米朝会談巡る朝日の印象操作報道
Japan In-depth / 2018年5月30日 8時5分
しかも北朝鮮側に対しては北朝鮮当局が発表した会談開催への「確固たる意志」という言葉をそのまま使っている。当局が使った公式用語をそのまま使うなら、その基準をアメリカ側に当てはめてしかるべきである。
朝日新聞の北朝鮮に対するこの種の奇妙な傾き報道をみると、ずっと以前にも朝日新聞が北朝鮮の独裁や弾圧の政治体制を無視して、「労働者の天国」とか「進歩的」「理想的」などと礼賛していたことを思い出す。日本在住の朝鮮系の人たちに北朝鮮への「帰国」を奨励していた時代である。もっともこのころの北朝鮮礼賛は朝日新聞だけに限らなかった。
▲写真 在日朝鮮人の帰還事業 出典:日本政府「写真公報(1960年1月15日号)」
このあたりの日本の新聞の偏向を正面から指摘した書に「日本の韓国報道は信じられない」(エール出版1981年刊)というのがあった。著者は韓国大手紙の東京特派員経験もあるベテランのジャーナリストの李 度珩氏である。
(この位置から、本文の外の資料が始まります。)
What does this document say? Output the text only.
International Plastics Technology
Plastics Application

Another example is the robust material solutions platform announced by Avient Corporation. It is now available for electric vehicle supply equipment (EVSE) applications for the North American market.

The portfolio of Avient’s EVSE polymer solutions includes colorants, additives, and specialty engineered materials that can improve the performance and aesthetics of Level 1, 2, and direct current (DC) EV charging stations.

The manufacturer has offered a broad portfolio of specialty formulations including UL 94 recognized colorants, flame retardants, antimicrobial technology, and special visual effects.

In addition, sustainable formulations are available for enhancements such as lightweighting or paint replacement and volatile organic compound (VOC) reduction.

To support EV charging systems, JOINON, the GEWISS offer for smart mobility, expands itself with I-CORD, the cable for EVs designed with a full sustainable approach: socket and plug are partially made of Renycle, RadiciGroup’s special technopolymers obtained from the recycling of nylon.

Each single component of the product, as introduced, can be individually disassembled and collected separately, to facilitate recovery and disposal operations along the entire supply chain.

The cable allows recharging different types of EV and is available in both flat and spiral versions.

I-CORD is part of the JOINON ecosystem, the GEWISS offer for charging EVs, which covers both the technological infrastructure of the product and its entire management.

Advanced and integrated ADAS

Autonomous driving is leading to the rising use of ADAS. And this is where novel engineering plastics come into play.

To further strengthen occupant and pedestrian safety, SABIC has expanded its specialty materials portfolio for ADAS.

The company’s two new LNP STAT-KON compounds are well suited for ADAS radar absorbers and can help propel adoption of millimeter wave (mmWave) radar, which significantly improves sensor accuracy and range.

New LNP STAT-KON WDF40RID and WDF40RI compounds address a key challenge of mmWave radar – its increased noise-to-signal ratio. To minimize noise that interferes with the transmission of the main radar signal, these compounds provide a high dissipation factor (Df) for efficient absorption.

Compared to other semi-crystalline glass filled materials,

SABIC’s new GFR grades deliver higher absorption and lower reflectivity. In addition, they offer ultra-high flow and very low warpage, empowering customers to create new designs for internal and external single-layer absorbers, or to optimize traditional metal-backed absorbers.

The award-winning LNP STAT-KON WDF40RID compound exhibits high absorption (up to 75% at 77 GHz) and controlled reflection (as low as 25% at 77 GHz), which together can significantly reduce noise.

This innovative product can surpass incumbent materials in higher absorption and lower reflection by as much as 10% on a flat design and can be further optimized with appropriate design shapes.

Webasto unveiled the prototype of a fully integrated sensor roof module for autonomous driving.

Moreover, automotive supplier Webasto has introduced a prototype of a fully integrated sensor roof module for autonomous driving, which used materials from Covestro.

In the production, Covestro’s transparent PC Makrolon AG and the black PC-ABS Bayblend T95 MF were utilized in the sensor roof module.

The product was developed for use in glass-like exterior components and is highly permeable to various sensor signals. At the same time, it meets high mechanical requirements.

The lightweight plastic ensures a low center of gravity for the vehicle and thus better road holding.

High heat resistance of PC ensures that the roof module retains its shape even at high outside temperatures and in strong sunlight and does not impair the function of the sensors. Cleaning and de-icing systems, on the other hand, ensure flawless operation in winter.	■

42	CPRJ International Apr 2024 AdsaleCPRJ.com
李氏は日本の主要新聞のほとんどが北朝鮮の人権弾圧や好戦的な軍事挑発行動をとりあげず、あたかも民主的な国であるかのように描いているという批判を多数の実例をあげて、指摘していた。なかでも以下の趣旨の実例は的を射た、おもしろい批判だった。
「日本のある主要新聞は同じワラブキ屋根の農家を見て、以下のように書いた。『まだ貧しいワラブキ屋根の農家が残っていた』
『民族の遺産としてのワラブキ屋根の農家を大切に保存している』
上は韓国でのワラブキ屋根に対する記述、下が北朝鮮でのワラブキ屋根の記述だった」
つまり同じワラブキ屋根でも韓国では「貧しさの象徴」、北朝鮮では「民族の遺産」となってしまうのである。その背景にあるのは二重基準などという穏やかな言葉では表しきれない、徹底した差別であり、偏向だったといえる。そんな傾向は朝日新聞ではまだ消えていないのか。こんなことを思わされる「前のめり」と「確固たる意志」という両用語のコントラストだった。